Retail has embraced augmented reality in 2018. Particularly popular is the ability for customers to be able to view a product as a 3D image, overlaid into the customer's own home. This lets them see what that item would look like before making a purchase.
This has also been taken to another level by the use of VR, allowing people to have virtual tours of homes on the market, or virtual test drives of cars or detailed customizing of the car they are interested in purchasing. All of this combines to give the customer a much better understanding of the product before committing to a purchase, giving them the information they need to make a confident decision.
This had always seemed like a natural fit, and unlike the first two applications, training has been using VR for a good while.
Hi-risk industries have taken to VR training with great strides, with the obvious benefits being safety and quick ROI. Rather than training staff on site, or building a physical test site, companies can create virtual training scenarios. VR scenarios can be easily monitored and recorded by trainers not only for end of training testing, but for initial trailing of if a person is suitable for a high stress/danger environment.

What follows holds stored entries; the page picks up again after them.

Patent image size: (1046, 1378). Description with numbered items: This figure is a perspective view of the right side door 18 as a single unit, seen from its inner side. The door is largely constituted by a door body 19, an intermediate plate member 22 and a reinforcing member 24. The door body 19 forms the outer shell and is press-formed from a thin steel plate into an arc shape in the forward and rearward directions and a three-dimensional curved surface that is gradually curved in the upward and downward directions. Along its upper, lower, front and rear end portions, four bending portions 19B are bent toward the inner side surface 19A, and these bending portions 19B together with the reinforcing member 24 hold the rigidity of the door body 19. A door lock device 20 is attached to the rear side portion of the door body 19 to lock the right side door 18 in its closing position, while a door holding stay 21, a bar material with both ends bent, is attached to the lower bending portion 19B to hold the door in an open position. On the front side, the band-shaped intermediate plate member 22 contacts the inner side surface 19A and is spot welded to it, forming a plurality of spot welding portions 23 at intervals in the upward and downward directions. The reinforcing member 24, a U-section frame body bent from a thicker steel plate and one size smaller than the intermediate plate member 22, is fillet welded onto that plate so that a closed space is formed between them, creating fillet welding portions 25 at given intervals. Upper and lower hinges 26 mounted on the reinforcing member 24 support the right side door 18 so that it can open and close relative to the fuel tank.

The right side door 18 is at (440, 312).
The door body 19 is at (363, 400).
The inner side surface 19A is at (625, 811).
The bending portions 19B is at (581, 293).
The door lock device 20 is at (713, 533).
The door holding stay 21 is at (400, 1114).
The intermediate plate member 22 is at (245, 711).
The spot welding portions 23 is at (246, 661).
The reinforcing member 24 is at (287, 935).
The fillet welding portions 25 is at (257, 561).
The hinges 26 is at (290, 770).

The education sector is now taking AR and VR more seriously as an alternative resource to engage and inspire children instead of traditional methods. AR and VR are capable of immersing students into new, safe environments to teach a variety of subjects from science to history, geography and more. It allows students the ability to interact with the environment or experience what it would be like to be in that situation as it unfolded. It also enables access to more learning styles with less friction, being inclusive of audio, visual, and practical elements to really allow a student to maximize their ability to learn and develop.
Other areas - still maturing
Other areas that have seen an increase in interest are the television and film industry, with virtual reality being the natural next step from 3D experiences. Large scale sporting events have been using VR for the first time this year. This has seen a slower adoption - mainly because the methods to film in VR are currently not out of their infancy, resulting in longer and more costly production times.
Cultural and heritage sites are beginning to adopt VR/ AR technology as an alternative method of allowing visitors to interact with artifacts, without the risk of the original being damaged. This is done by 3D scanning the original artifact and creating a digital twin. Again this technology, although more mature, is only beginning to be adopted by these sites of interest. I suspected we will see this area continue to grow, as it can be a powerful and impactful tool to give visitors a real feel for what it was like to live in the site as it was.
Given the final acceptance of the technology in wider industries and it truly maturing as a platform - as well as much of it entering its second generation - I think that new applications of AR/VR are bound to happen. This will coincide with the rise in awareness and adoption. With current applications continuing to become more mainstream and established as a good investment, industries will be more likely to research into wider applications of the technology without hesitation.